Enfin, depuis quelques mois, EDF est confrontée à un problème de corrosion et de fissures sur les circuits de refroidissement de secours branchés sur le circuit primaire de plusieurs réacteurs du parc, en premier lieu ses réacteurs les plus puissants (1 450 mégawatts) de Civaux et de Chooz, mais aussi ceux de 1 300 MW et sans doute ceux de 900 MW. Les réacteurs de Civaux, Chooz et Penly sont arrêtés pour plusieurs mois et le resteront peut-être des années, pour des contrôles après découpage et examen des pièces concernées dans les circuits de refroidissement de sécurité (RIS) et les circuits de refroidissement à l’arrêt (RRA), en vue d’une réparation. Tous les réacteurs doivent être contrôlés d’ici fin 2023. La cause de ces défauts reste encore mal expliquée et serait multifactorielle : qualité de l’acier des pièces, méthode de soudage, disposition des circuits…
Actuellement, entre le tiers et la moitié des réacteurs d’EDF sont à l’arrêt du fait de ces difficultés et d’incidents quasi quotidiens sur tel ou tel réacteur.
Pendant la guerre en Ukraine, le nucléaire civil est devenu cible militaire avec la prise des centrales de Tchernobyl et de Zaporijia. Quel regard portez-vous sur ce nouveau risque ?
En Ukraine, la centrale de Tchernobyl, située à la frontière nord avec le Belarus, était équipée de quatre réacteurs de la filière soviétique RBMK mis en service entre 1974 et 1983. Après la catastrophe de 1986 sur le réacteur 4, les trois autres ont été définitivement arrêtés entre 1991 et 2000. Il reste désormais sur le site le réacteur détruit contenant le cœur fondu protégé par un sarcophage, une nouvelle arche destinée à confiner la radioactivité, mais pas du tout conçue pour résister à des frappes ; trois réacteurs à démanteler ; ainsi que des entreposages de combustibles irradiés et de déchets radioactifs. De nombreux travailleurs restent présents sur le site. L’entrée des chars russes dans la zone clôturée interdite de 2 600 km2 a produit une importante remise en suspension d’aérosols radioactifs et la contamination de l’air. Des soldats russes ayant creusé des tranchées ont été irradiés. Le 30 mars, l’armée russe a commencé à évacuer le site de Tchernobyl.
Par ailleurs, l’Ukraine possède quatre centrales nucléaires en fonctionnement qui produisent en temps normal 50 % de l’électricité du pays. La centrale de Zaporijia a été occupée par les troupes russes, puis évacuée. Elle a été bombardée, ce qui a provoqué un incendie, mais sans dégât pour le réacteur.

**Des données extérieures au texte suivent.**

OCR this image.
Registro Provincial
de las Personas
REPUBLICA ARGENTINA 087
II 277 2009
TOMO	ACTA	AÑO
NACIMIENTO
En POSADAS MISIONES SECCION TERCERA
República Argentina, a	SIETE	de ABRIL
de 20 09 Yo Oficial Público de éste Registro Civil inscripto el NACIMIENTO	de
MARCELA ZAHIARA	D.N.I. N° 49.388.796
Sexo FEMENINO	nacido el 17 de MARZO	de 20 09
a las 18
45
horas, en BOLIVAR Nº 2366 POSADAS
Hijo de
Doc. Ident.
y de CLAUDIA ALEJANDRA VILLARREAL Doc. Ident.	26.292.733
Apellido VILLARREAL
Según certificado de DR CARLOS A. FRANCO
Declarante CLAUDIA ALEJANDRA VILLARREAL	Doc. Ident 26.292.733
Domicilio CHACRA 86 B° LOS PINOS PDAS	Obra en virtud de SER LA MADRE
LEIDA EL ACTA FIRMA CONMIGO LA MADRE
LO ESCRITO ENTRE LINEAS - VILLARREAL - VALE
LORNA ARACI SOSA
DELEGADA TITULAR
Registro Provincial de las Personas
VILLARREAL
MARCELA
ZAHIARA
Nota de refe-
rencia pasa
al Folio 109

Les réacteurs, même arrêtés, et les entreposages de combustibles irradiés, doivent être approvisionnés en eau de refroidissement et donc constamment alimentés en électricité. Ils sont donc extrêmement fragiles vis-à-vis de toute agression extérieure en situation de conflit armé ou d’attaque terroriste. Même si le réacteur lui-même n’est pas visé, tout bombardement, missile ou obus peut entraîner une perte d’eau, par le percement d’un tuyau par exemple, ou d’électricité par perte du réseau ou manque de carburant pour les diesels de secours. Avec à la clé un risque d’accident grave comme à Three Mile Island (États-Unis), voire majeur comme à Fukushima et Tchernobyl. Cette fragilité intrinsèque est un avertissement pour toutes les usines et centrales nucléaires dans le monde.